Gross Margin was 45.2%, up from 44.7%.
Earnings from operations were $74 million up from $44 million.
We achieved a 30.7% net sales increase and record revenues, following record first and second quarter revenues, resulting in a 29.5% net revenue increase for the first nine months of 2014.
We achieved net sales increases of
18.5% in our domestic wholesale business,
60.6% in our international wholesale business,
and 25.0% in our company-owned global retail business,
which included an
11.0% increase in comparable net sales for the quarter,
on top of a double-digit increase last year.
Net earnings for the third quarter were $51.1 million up from $26.8 million.
Diluted EPS were $1.00 on 51.0 million shares, up from 53 cents on 50.6 million shares. (Our EPS was negatively impacted by foreign currency exchange losses of 5 cents per share, as well as 8 cents per share attributable to warehousing costs related to completing the first phase of the automation upgrade of the our European Distribution Facility and transitioning from a third-party warehouse to a Company-owned facility in Chile.
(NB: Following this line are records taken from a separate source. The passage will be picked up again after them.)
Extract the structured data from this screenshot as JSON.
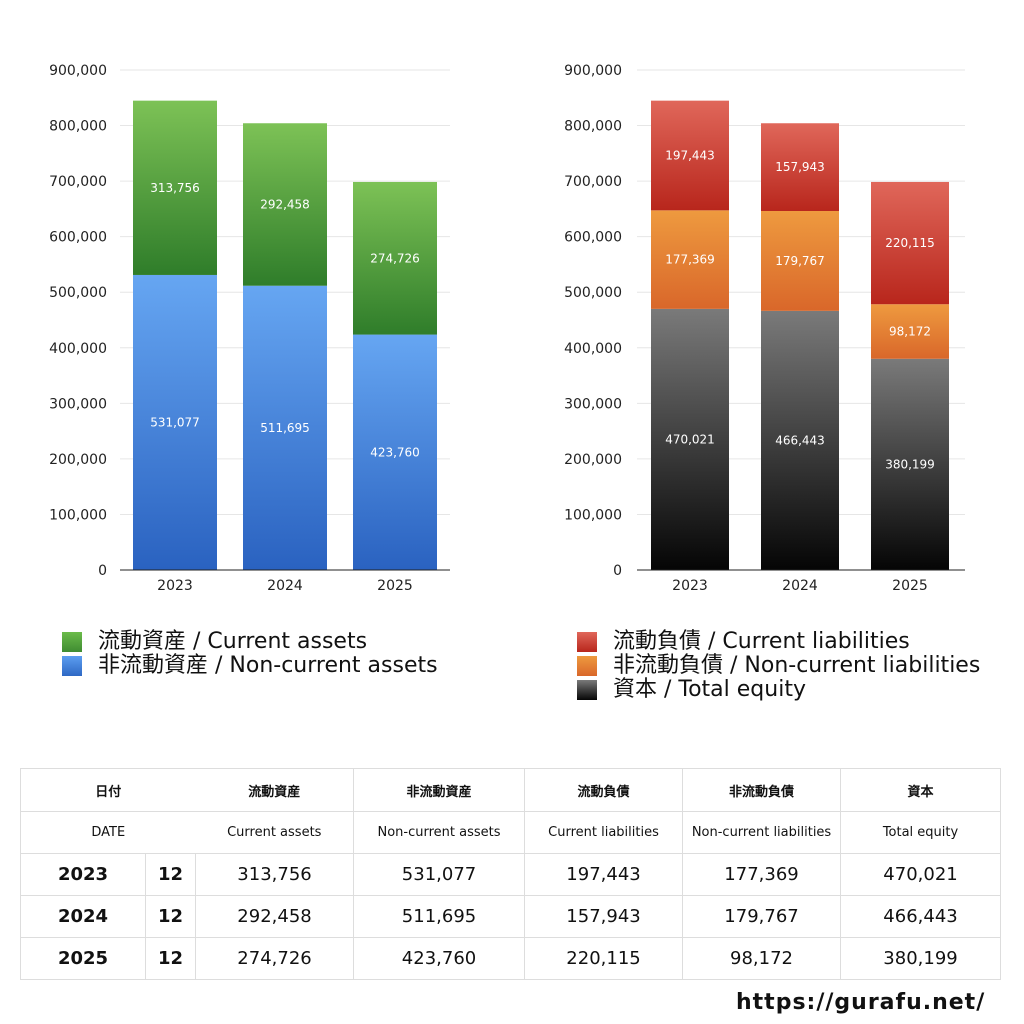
{
  "chart_data": [
    {
      "type": "bar",
      "stacked": true,
      "categories": [
        "2023",
        "2024",
        "2025"
      ],
      "yticks": [
        "900,000",
        "800,000",
        "700,000",
        "600,000",
        "500,000",
        "400,000",
        "300,000",
        "200,000",
        "100,000",
        "0"
      ],
      "ylim": [
        0,
        900000
      ],
      "grid": true,
      "series": [
        {
          "name": "非流動資産 / Non-current assets",
          "values": [
            531077,
            511695,
            423760
          ],
          "labels": [
            "531,077",
            "511,695",
            "423,760"
          ],
          "color_top": "#66a6f2",
          "color_bottom": "#2a62c0"
        },
        {
          "name": "流動資産 / Current assets",
          "values": [
            313756,
            292458,
            274726
          ],
          "labels": [
            "313,756",
            "292,458",
            "274,726"
          ],
          "color_top": "#7dc256",
          "color_bottom": "#2f7d2a"
        }
      ]
    },
    {
      "type": "bar",
      "stacked": true,
      "categories": [
        "2023",
        "2024",
        "2025"
      ],
      "yticks": [
        "900,000",
        "800,000",
        "700,000",
        "600,000",
        "500,000",
        "400,000",
        "300,000",
        "200,000",
        "100,000",
        "0"
      ],
      "ylim": [
        0,
        900000
      ],
      "grid": true,
      "series": [
        {
          "name": "資本 / Total equity",
          "values": [
            470021,
            466443,
            380199
          ],
          "labels": [
            "470,021",
            "466,443",
            "380,199"
          ],
          "color_top": "#7a7a7a",
          "color_bottom": "#050505"
        },
        {
          "name": "非流動負債 / Non-current liabilities",
          "values": [
            177369,
            179767,
            98172
          ],
          "labels": [
            "177,369",
            "179,767",
            "98,172"
          ],
          "color_top": "#ee9a3f",
          "color_bottom": "#d9672a"
        },
        {
          "name": "流動負債 / Current liabilities",
          "values": [
            197443,
            157943,
            220115
          ],
          "labels": [
            "197,443",
            "157,943",
            "220,115"
          ],
          "color_top": "#e0675a",
          "color_bottom": "#b8261c"
        }
      ]
    }
  ],
  "legend_left": [
    {
      "label": "流動資産 / Current assets",
      "color": "#4ea23c"
    },
    {
      "label": "非流動資産 / Non-current assets",
      "color": "#3b7fd9"
    }
  ],
  "legend_right": [
    {
      "label": "流動負債 / Current liabilities",
      "color": "#cf3c30"
    },
    {
      "label": "非流動負債 / Non-current liabilities",
      "color": "#e68230"
    },
    {
      "label": "資本 / Total equity",
      "color": "#222222"
    }
  ],
  "table": {
    "header_jp": [
      "日付",
      "流動資産",
      "非流動資産",
      "流動負債",
      "非流動負債",
      "資本"
    ],
    "header_en": [
      "DATE",
      "Current assets",
      "Non-current assets",
      "Current liabilities",
      "Non-current liabilities",
      "Total equity"
    ],
    "rows": [
      {
        "year": "2023",
        "month": "12",
        "values": [
          "313,756",
          "531,077",
          "197,443",
          "177,369",
          "470,021"
        ]
      },
      {
        "year": "2024",
        "month": "12",
        "values": [
          "292,458",
          "511,695",
          "157,943",
          "179,767",
          "466,443"
        ]
      },
      {
        "year": "2025",
        "month": "12",
        "values": [
          "274,726",
          "423,760",
          "220,115",
          "98,172",
          "380,199"
        ]
      }
    ]
  },
  "footer_url": "https://gurafu.net/"
}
In total, these expenses reduced EPS by 13 cents during the quarter.)
I added the 13 cents back to get $1.13. I usually take out foreign exchange gains or losses as they don’t reflect how the actual business is going.
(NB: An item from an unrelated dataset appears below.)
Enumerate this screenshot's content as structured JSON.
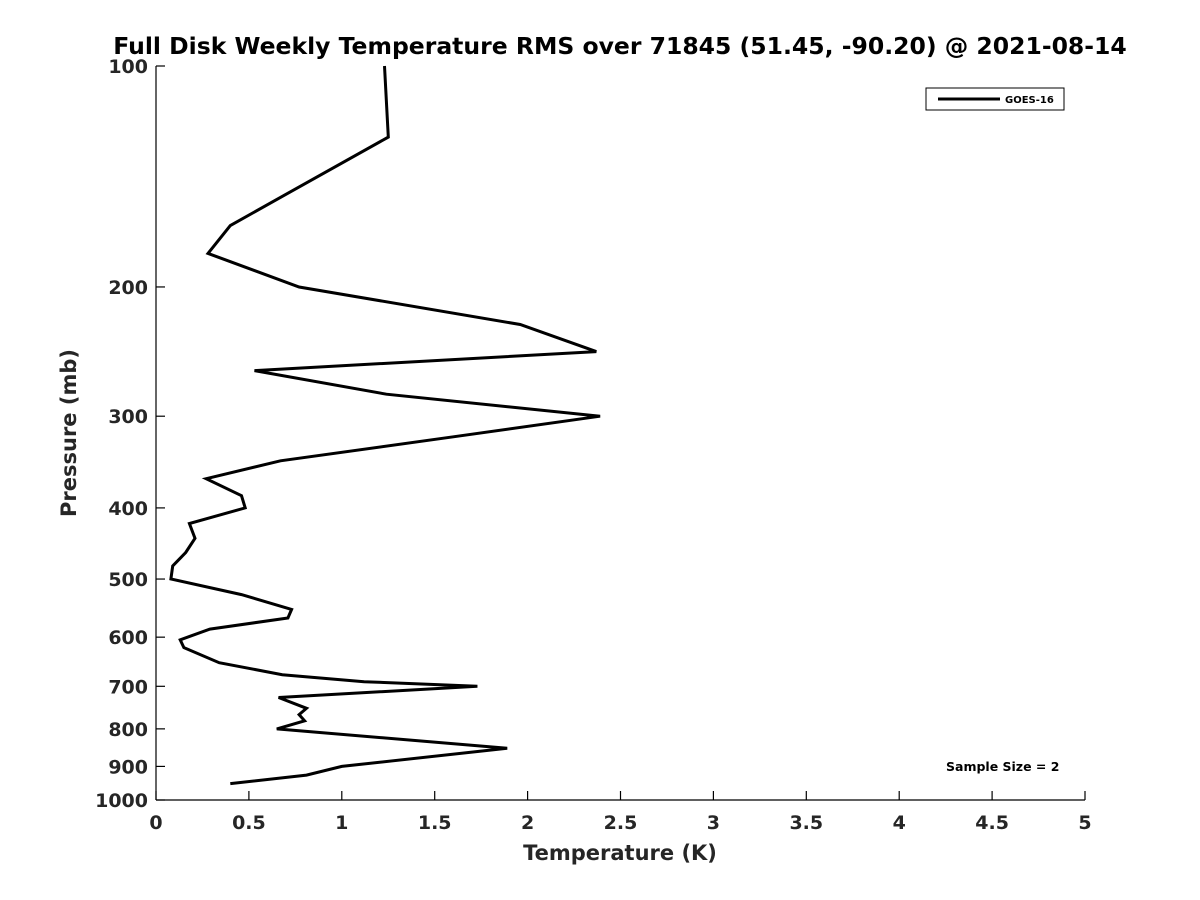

As for the one-time warehouse costs, in the conference call they were asked extensively about it. While changing the warehouse in Chile to in-house, they had to keep both of the warehouses open for most of the quarter while changing over, and pay salaries in both. That was all finished just before the end of the quarter.
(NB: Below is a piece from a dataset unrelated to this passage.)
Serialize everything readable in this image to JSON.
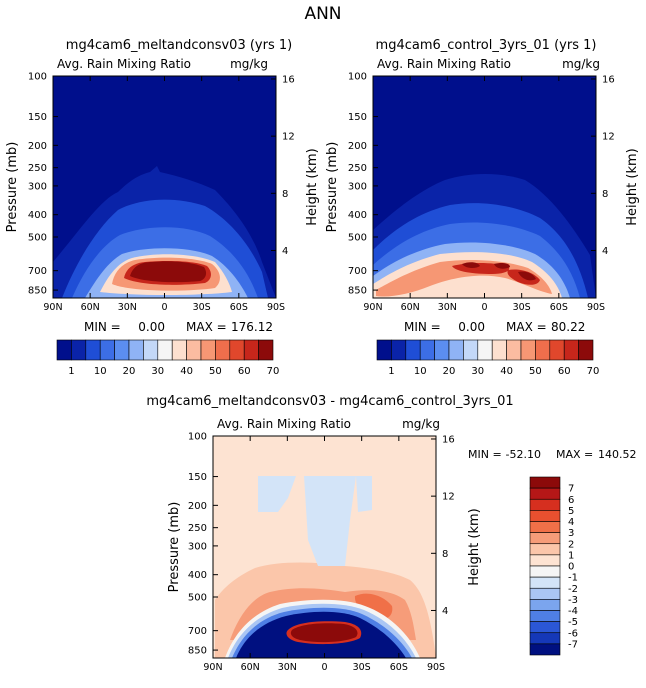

As for the automation of the plant in Belgium, they had to close part of the plant while they were doing it, and then run three shifts, in the other part, with lots of overtime, to keep up with demand and they had to outsource part of the shipping as I remember.
I think that all of these are clearly costs that don’t reflect the ongoing business and I feel comfortable in eliminating all of them and in accepting the companies 13 cent estimate for the whole thing, (which doesn’t seem excessive.)
As of September 30, 2014, our backlog increased more than 50% from its backlog a year ago.
We are extremely proud of our three consecutive quarters of record revenues and increasing sales around the world. Our product focus is on target and we are providing consumers of all ages what they want—from both a fashion and comfort standpoint. To broaden our reach with men around the globe, we recently announced the signing of the world’s most famous drummer, Ringo Starr, who we believe will have a positive impact on our men’s business in 2015.
Outlook - The more than 50% increase in our backlog and the strong sales during the first few weeks of October give us confidence that our momentum will continue for the remainder of the year and into 2015.
We are continuing our retail expansion and plan to open an additional 10 to 15 owned Skechers stores before the end of the year, in addition to the 22 that opened in the third quarter and the five that have already opened this month. We also plan to open another 35 to 45 Skechers stores through our international distributor and franchise partners before the end of the year—which will bring us to the 1,000 store milestone.
We are also improving our international efficiencies with the opening of a new distribution facility in Chile in the third quarter and the completion of phase one of the automation of our European Distribution Center in the fourth quarter. With our solid financial position, including, $440.8 million in cash, we are well positioned for continued growth. Though the Dec quarter is historically our smallest sales quarter for our international division, we remain comfortable with the analysts’ current consensus for revenue and earnings. Given the strength of our backlogs for the Mar quarter, we anticipate top-line growth to be 15 to 20%.
This all looks great to me and I have no plans to sell out of this position, but I will certainly keep my eye on it. I don’t think I could put it away for 10 years and forget about it.